Expandir o crédito e investimentos públicos que maximizem dinâmicas produtivas
O governo brasileiro não pode sacrificar o PAC em nome de uma religião de superávit primário. Economia não é metafísica (se fosse o banco do Vaticano não acumularia prejuízos…). O PAC não apenas deve ser preservado: o governo deve expandir o gasto em investimentos que maximizem efeitos multiplicadores para trás e para frente, na forma de emprego, encomendas às cadeia produtivas e expansão de uso de capacidade instalada. Ninguém está falando aqui em gasto com a máquina pública. Não é gasto de custeio. É para injetar recursos adicionais em projetos e áreas que rapidamente possam irradiar seus efeitos em todo sistema. Trata-se de reverter a dinâmica da desaceleração em curso na economia.

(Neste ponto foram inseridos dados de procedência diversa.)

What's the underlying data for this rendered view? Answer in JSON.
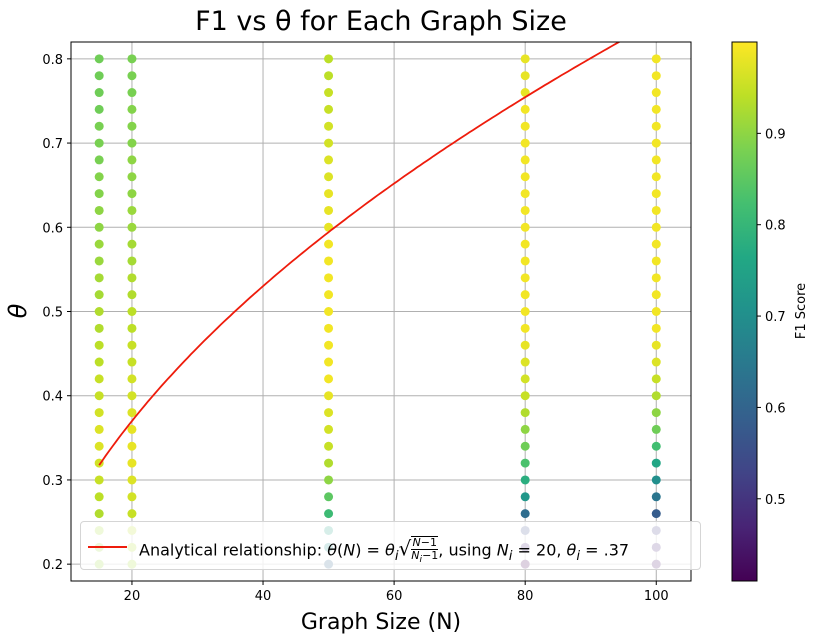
{
  "chart_data": {
    "type": "scatter",
    "title": "F1 vs θ for Each Graph Size",
    "xlabel": "Graph Size (N)",
    "ylabel": "θ",
    "xlim": [
      10.7,
      105.3
    ],
    "ylim": [
      0.18,
      0.82
    ],
    "xticks": [
      20,
      40,
      60,
      80,
      100
    ],
    "yticks": [
      0.2,
      0.3,
      0.4,
      0.5,
      0.6,
      0.7,
      0.8
    ],
    "grid": true,
    "theta_values": [
      0.2,
      0.22,
      0.24,
      0.26,
      0.28,
      0.3,
      0.32,
      0.34,
      0.36,
      0.38,
      0.4,
      0.42,
      0.44,
      0.46,
      0.48,
      0.5,
      0.52,
      0.54,
      0.56,
      0.58,
      0.6,
      0.62,
      0.64,
      0.66,
      0.68,
      0.7,
      0.72,
      0.74,
      0.76,
      0.78,
      0.8
    ],
    "series": [
      {
        "N": 15,
        "f1": [
          0.91,
          0.91,
          0.92,
          0.93,
          0.94,
          0.95,
          0.96,
          0.97,
          0.97,
          0.96,
          0.95,
          0.95,
          0.94,
          0.94,
          0.93,
          0.93,
          0.92,
          0.92,
          0.91,
          0.91,
          0.9,
          0.9,
          0.89,
          0.89,
          0.88,
          0.88,
          0.88,
          0.87,
          0.87,
          0.87,
          0.87
        ]
      },
      {
        "N": 20,
        "f1": [
          0.92,
          0.93,
          0.94,
          0.95,
          0.96,
          0.97,
          0.98,
          0.98,
          0.98,
          0.97,
          0.96,
          0.96,
          0.95,
          0.95,
          0.94,
          0.94,
          0.93,
          0.93,
          0.92,
          0.92,
          0.91,
          0.91,
          0.9,
          0.9,
          0.9,
          0.89,
          0.89,
          0.89,
          0.88,
          0.88,
          0.88
        ]
      },
      {
        "N": 50,
        "f1": [
          0.6,
          0.7,
          0.75,
          0.81,
          0.85,
          0.9,
          0.93,
          0.95,
          0.96,
          0.97,
          0.98,
          0.99,
          0.99,
          0.99,
          0.99,
          0.99,
          0.99,
          0.99,
          0.99,
          0.99,
          0.98,
          0.98,
          0.98,
          0.97,
          0.97,
          0.96,
          0.96,
          0.95,
          0.95,
          0.94,
          0.94
        ]
      },
      {
        "N": 80,
        "f1": [
          0.4,
          0.48,
          0.55,
          0.62,
          0.72,
          0.78,
          0.83,
          0.87,
          0.9,
          0.93,
          0.95,
          0.96,
          0.97,
          0.98,
          0.99,
          0.99,
          0.99,
          0.99,
          0.99,
          0.99,
          0.99,
          0.99,
          0.99,
          0.99,
          0.99,
          0.99,
          0.99,
          0.99,
          0.98,
          0.98,
          0.98
        ]
      },
      {
        "N": 100,
        "f1": [
          0.45,
          0.48,
          0.52,
          0.58,
          0.64,
          0.7,
          0.76,
          0.82,
          0.87,
          0.9,
          0.93,
          0.95,
          0.97,
          0.98,
          0.99,
          0.99,
          0.99,
          0.99,
          0.99,
          0.99,
          0.99,
          0.99,
          0.99,
          0.99,
          0.99,
          0.99,
          0.99,
          0.99,
          0.99,
          0.99,
          0.99
        ]
      }
    ],
    "curve": {
      "N_i": 20,
      "theta_i": 0.37,
      "N_from": 15,
      "N_to": 101,
      "color": "#ee1c0c"
    },
    "colorbar": {
      "label": "F1 Score",
      "min": 0.41,
      "max": 1.0,
      "ticks": [
        0.5,
        0.6,
        0.7,
        0.8,
        0.9
      ],
      "colormap": "viridis"
    }
  },
  "legend": {
    "placement": "lower-center",
    "text_prefix": "Analytical relationship: ",
    "text_suffix": ", using "
  }
}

Numa hora dessas não podemos gerar emprego para os chineses
As ações devem ser coordenadas; uma resposta requer a complementação de outra, ou não funciona. Se vamos investir recursos públicos para gerar empregos e renda aqui dentro, não podemos deixar esse esforço escapar para o exterior. Daí por que é indispensável uma administração firme das reservas. Caso contrário, o dinheiro público aportado aqui vai abrir vagas no mercado de trabalho chinês, via importações que podem perfeitamente ser atendidas pela nossa cadeia industrial. Dentro dessa mesma lógica, a política de exportações não pode ignorar o mundo da crise. A China tentará furiosamente preservar seus empregos e o PIB invadindo todos os mercados com seus produtos. Eles já criaram inclusive um subsídio para azeitar ainda mais a engrenagem comercial do país. A partir de agora os exportadores chineses contam com um prêmio de 13% sobre a receita obtida no exterior. É algo semelhante ao nosso crédito prêmio para exportação. O que não pode acontecer numa hora dessas – e está acontecendo – é a nossa burocracia falar em extinguir o crédito-prêmio aos exportadores brasileiros. Em nome de quê? Corte de gastos público? De novo cabe informar, o mundo econômico está conflagrado. O governo deve esquivar-se daqueles que ostentavam certezas graníticas nas virtudes da auto-regulação dos mercados. Suas lições maciças, esféricas eu diria, geraram, entre outros rebentos, a crise monstruosa que hoje nos ameaça.